Sunday, 9 September 2012

Changing Seasons

September began with these happy facts:

- Wales has endured its third wettest summer since records began in 1910.

- For sunshine it is expected to be the country's second dullest.

- Across the UK experts claim it will be the wettest summer in 100 years, and the second wettest on record.

Am I wrong in reading this as meaning that Wales was not as wet this summer as other parts of the UK? Well that has to be good news. Of course, the fly in the ointment is that is also means that at some time in the last 100 years Wales had two summers even wetter than this summer. I sure am glad that I missed out on those!

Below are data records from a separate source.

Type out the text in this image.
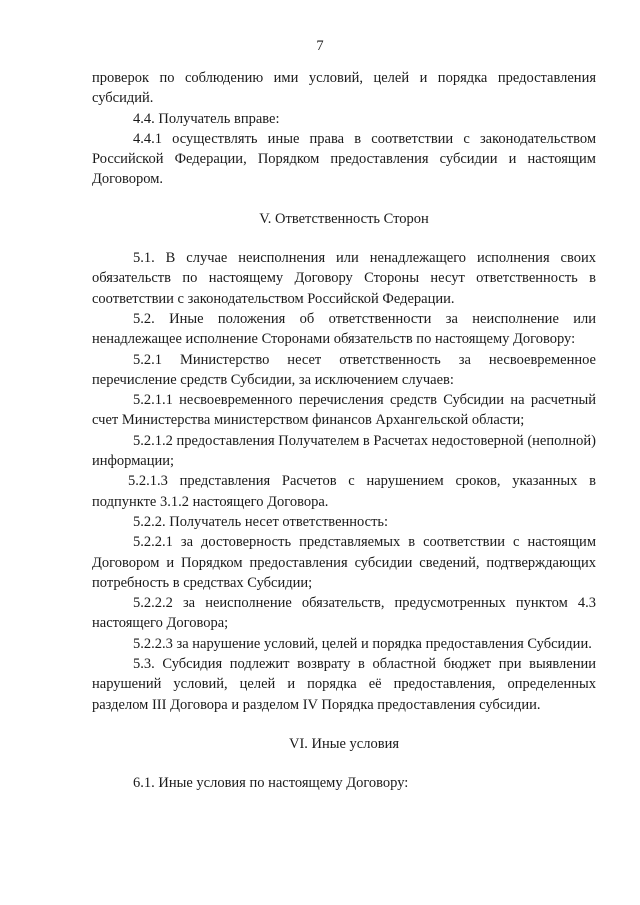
7

проверок по соблюдению ими условий, целей и порядка предоставления субсидий.

4.4. Получатель вправе:

4.4.1 осуществлять иные права в соответствии с законодательством Российской Федерации, Порядком предоставления субсидии и настоящим Договором.

V. Ответственность Сторон

5.1. В случае неисполнения или ненадлежащего исполнения своих обязательств по настоящему Договору Стороны несут ответственность в соответствии с законодательством Российской Федерации.

5.2. Иные положения об ответственности за неисполнение или ненадлежащее исполнение Сторонами обязательств по настоящему Договору:

5.2.1 Министерство несет ответственность за несвоевременное перечисление средств Субсидии, за исключением случаев:

5.2.1.1 несвоевременного перечисления средств Субсидии на расчетный счет Министерства министерством финансов Архангельской области;

5.2.1.2 предоставления Получателем в Расчетах недостоверной (неполной) информации;

5.2.1.3 представления Расчетов с нарушением сроков, указанных в подпункте 3.1.2 настоящего Договора.

5.2.2. Получатель несет ответственность:

5.2.2.1 за достоверность представляемых в соответствии с настоящим Договором и Порядком предоставления субсидии сведений, подтверждающих потребность в средствах Субсидии;

5.2.2.2 за неисполнение обязательств, предусмотренных пунктом 4.3 настоящего Договора;

5.2.2.3 за нарушение условий, целей и порядка предоставления Субсидии.

5.3. Субсидия подлежит возврату в областной бюджет при выявлении нарушений условий, целей и порядка её предоставления, определенных разделом III Договора и разделом IV Порядка предоставления субсидии.

VI. Иные условия

6.1. Иные условия по настоящему Договору:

Last week the BBC weather boffins claimed that climate change will make Britain like Madeira by the 2060s. At first I drifted off into dreams of living in a lemon and almond scented country made of sponge cake. Then the geography part of my brain woke up, sneered at the greedy food part and reminded me that Madeira is in fact an island not just a tasty cake that goes well with a nice cup of tea. So instead I got excited at the prospect of converting the pig field into a pineapple grove, buying a panama hat, and swanning around squeezing exotic fruit saying “yes” in a Mr Del Monte style. Then came the crushing disappointment when it out turned out said boffins were spouting a load of greenhouse gas. You can’t trust anyone these, not even the BBC.

The only true signs of changing climate or even just changing season are those I see before me. Sadly “Dave’s Nature Notebook” has scant records for 2012 so there are few facts to cross-check against the initial enthusiasm of the 2011 records. All I can say for certain is that the housemartins arrived at least two weeks later this year and are still here, that the barn owls failed to rear any chicks after successfully raising four to fledging last year, that the honey harvest was 15lbs instead of 35lbs, that the carrots are like babies of babies of baby carrots ….

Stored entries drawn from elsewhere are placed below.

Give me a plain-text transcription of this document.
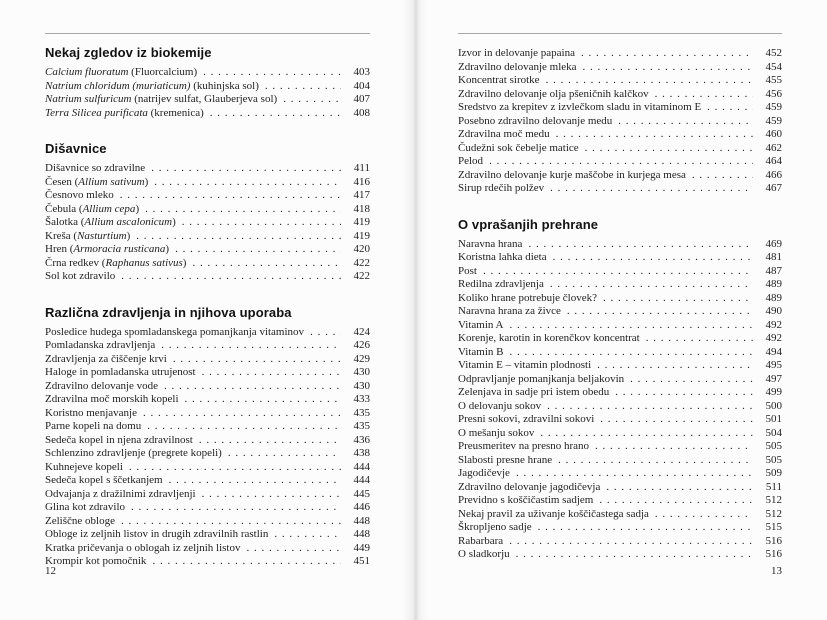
Nekaj zgledov iz biokemije
Calcium fluoratum (Fluorcalcium) . . .	403
Natrium chloridum (muriaticum) (kuhinjska sol) . . .	404
Natrium sulfuricum (natrijev sulfat, Glauberjeva sol) . . .	407
Terra Silicea purificata (kremenica) . . .	408
Dišavnice
Dišavnice so zdravilne . . .	411
Česen (Allium sativum) . . .	416
Česnovo mleko . . .	417
Čebula (Allium cepa) . . .	418
Šalotka (Allium ascalonicum) . . .	419
Kreša (Nasturtium) . . .	419
Hren (Armoracia rusticana) . . .	420
Črna redkev (Raphanus sativus) . . .	422
Sol kot zdravilo . . .	422
Različna zdravljenja in njihova uporaba
Posledice hudega spomladanskega pomanjkanja vitaminov . . .	424
Pomladanska zdravljenja . . .	426
Zdravljenja za čiščenje krvi . . .	429
Haloge in pomladanska utrujenost . . .	430
Zdravilno delovanje vode . . .	430
Zdravilna moč morskih kopeli . . .	433
Koristno menjavanje . . .	435
Parne kopeli na domu . . .	435
Sedeča kopel in njena zdravilnost . . .	436
Schlenzino zdravljenje (pregrete kopeli) . . .	438
Kuhnejeve kopeli . . .	444
Sedeča kopel s ščetkanjem . . .	444
Odvajanja z dražilnimi zdravljenji . . .	445
Glina kot zdravilo . . .	446
Zeliščne obloge . . .	448
Obloge iz zeljnih listov in drugih zdravilnih rastlin . . .	448
Kratka pričevanja o oblogah iz zeljnih listov . . .	449
Krompir kot pomočnik . . .	451
12
Izvor in delovanje papaina . . .	452
Zdravilno delovanje mleka . . .	454
Koncentrat sirotke . . .	455
Zdravilno delovanje olja pšeničnih kalčkov . . .	456
Sredstvo za krepitev z izvlečkom sladu in vitaminom E . . .	459
Posebno zdravilno delovanje medu . . .	459
Zdravilna moč medu . . .	460
Čudežni sok čebelje matice . . .	462
Pelod . . .	464
Zdravilno delovanje kurje maščobe in kurjega mesa . . .	466
Sirup rdečih polžev . . .	467
O vprašanjih prehrane
Naravna hrana . . .	469
Koristna lahka dieta . . .	481
Post . . .	487
Redilna zdravljenja . . .	489
Koliko hrane potrebuje človek? . . .	489
Naravna hrana za živce . . .	490
Vitamin A . . .	492
Korenje, karotin in korenčkov koncentrat . . .	492
Vitamin B . . .	494
Vitamin E – vitamin plodnosti . . .	495
Odpravljanje pomanjkanja beljakovin . . .	497
Zelenjava in sadje pri istem obedu . . .	499
O delovanju sokov . . .	500
Presni sokovi, zdravilni sokovi . . .	501
O mešanju sokov . . .	504
Preusmeritev na presno hrano . . .	505
Slabosti presne hrane . . .	505
Jagodičevje . . .	509
Zdravilno delovanje jagodičevja . . .	511
Previdno s koščičastim sadjem . . .	512
Nekaj pravil za uživanje koščičastega sadja . . .	512
Škropljeno sadje . . .	515
Rabarbara . . .	516
O sladkorju . . .	516
13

… that the beetroots are like marbles, and that the slugs are just as slimy but twice as fat as last year!

The traditional signs of summer turning to autumn are already there to be seen – blackberries ripening; mushrooms springing up across the field; horse chestnut leaves turning from green to burnt orange. The somewhat less traditional signs are there too – getting a tad too chilly to wear pyjamas for the early morning animal feeding chores; shouty, egg laying, “I want out” chickens waking me at 7 a.m. instead of 6 a.m.; loading six logs in the wheelbarrow for Bertha’s breakfast instead of four; washing going from wet to dry to damp again if “someone” forgets to bring it in after tea; the sundowner “I’ve been really busy, honest I have, I deserve it” beer gradually getting earlier and earlier. But despite all this, Mother Nature is having another roll of the dice and has been throwing out summer days willy-nilly. The bees and butterflies are supping greedily and drunkenly on the late nectar flow like wedding guests at a free bar. Brush past the flowering herbs and you risk a face full of buzzing and fluttering. Inhale too sharply in surprise and you get a mouthful too!

Our third summer season may be drawing to a close, but it’s onwards and upwards here at Banceithin. In just nine days time work begins on phase one of the Boardwalk Project. The wood has been bought. The woodsman has been booked. The brambles have been cleared and grown back. There’s no going back. Unless it rains. The plan is to start with a ground level platform between the trees by the stream, over which the hammock will swing. Hammock?! Are you crazy? After the summer we’ve just had? Hey, who said that lazy summer days have to be in July or August. I’m happy to swing in the breeze any day of the year. Isn’t that what blankets were invented for? Next to the hammock platform, just a hop, skip and a few ladder rungs up will be not one, but two hideaway decks in the trees. Pour a glass of wine, grab a book and disappear amongst the leaves for some quiet contemplation.